Paz hace ver hasta qué punto la expresión, para López Velarde, es sinónimo de conocimiento interior. Y más aún: de creación de sí mismo. Escribir equivale a una configuración del propio ser: el poeta conoce acerca de sí a medida que se va nombrando, y hasta se informa sobre sus sentimientos más profundos cuando los expresa mediante palabras. Esas palabras tendrán que ser las más precisas, las más justas y las más fieles, puesto que en ellas el poeta se juega su identidad. Además, al nombrarse sale fuera de su yo, y en ese movimiento es y existe con una plenitud inigualada -recuérdese la lucidez de López Velarde acerca de nuestro poco ser. Por eso Octavio Paz concluye: Cuida los adjetivos porque cuida su alma.

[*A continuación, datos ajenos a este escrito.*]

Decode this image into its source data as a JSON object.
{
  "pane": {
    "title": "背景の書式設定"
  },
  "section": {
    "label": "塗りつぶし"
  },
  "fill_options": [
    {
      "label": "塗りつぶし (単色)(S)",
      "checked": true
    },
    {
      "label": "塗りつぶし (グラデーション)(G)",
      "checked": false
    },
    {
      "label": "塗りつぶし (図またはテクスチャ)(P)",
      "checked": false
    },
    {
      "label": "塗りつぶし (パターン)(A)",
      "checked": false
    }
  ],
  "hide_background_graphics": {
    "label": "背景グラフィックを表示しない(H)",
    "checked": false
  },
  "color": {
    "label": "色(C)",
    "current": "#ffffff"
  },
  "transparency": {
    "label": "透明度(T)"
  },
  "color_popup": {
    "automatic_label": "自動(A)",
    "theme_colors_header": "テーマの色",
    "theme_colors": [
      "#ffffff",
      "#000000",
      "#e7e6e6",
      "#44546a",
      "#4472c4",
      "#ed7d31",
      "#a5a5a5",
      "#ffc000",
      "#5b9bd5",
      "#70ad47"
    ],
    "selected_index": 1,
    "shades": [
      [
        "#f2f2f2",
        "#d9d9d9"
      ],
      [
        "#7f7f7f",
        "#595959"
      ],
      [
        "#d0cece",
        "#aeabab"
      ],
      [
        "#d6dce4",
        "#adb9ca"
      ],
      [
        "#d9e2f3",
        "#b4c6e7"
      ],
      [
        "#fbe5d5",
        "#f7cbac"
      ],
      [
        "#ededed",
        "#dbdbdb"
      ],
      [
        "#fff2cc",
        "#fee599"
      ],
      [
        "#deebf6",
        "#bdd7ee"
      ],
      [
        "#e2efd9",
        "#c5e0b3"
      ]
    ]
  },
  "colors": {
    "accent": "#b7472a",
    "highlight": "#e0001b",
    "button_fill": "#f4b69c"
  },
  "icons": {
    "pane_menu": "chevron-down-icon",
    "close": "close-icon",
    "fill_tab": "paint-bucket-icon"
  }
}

Pero lo más valioso de este ensayo es el extenso análisis de las correspondencias entre la pasión de amor de los trovadores provenzales y el sentimiento del amor tal como se transparenta en la poesía y en la vida del poeta mexicano. Extremadamente convincente es este paralelismo, del que se deduce que los dos amores de López Velarde corresponden exactamente a la Dama de los pactos provenzales. Esta suerte de pasión es, además y sobre todo, su drama personal, puesto que ella significa amar al amor, a la Imagen, más que a un ser real, presente y mortal.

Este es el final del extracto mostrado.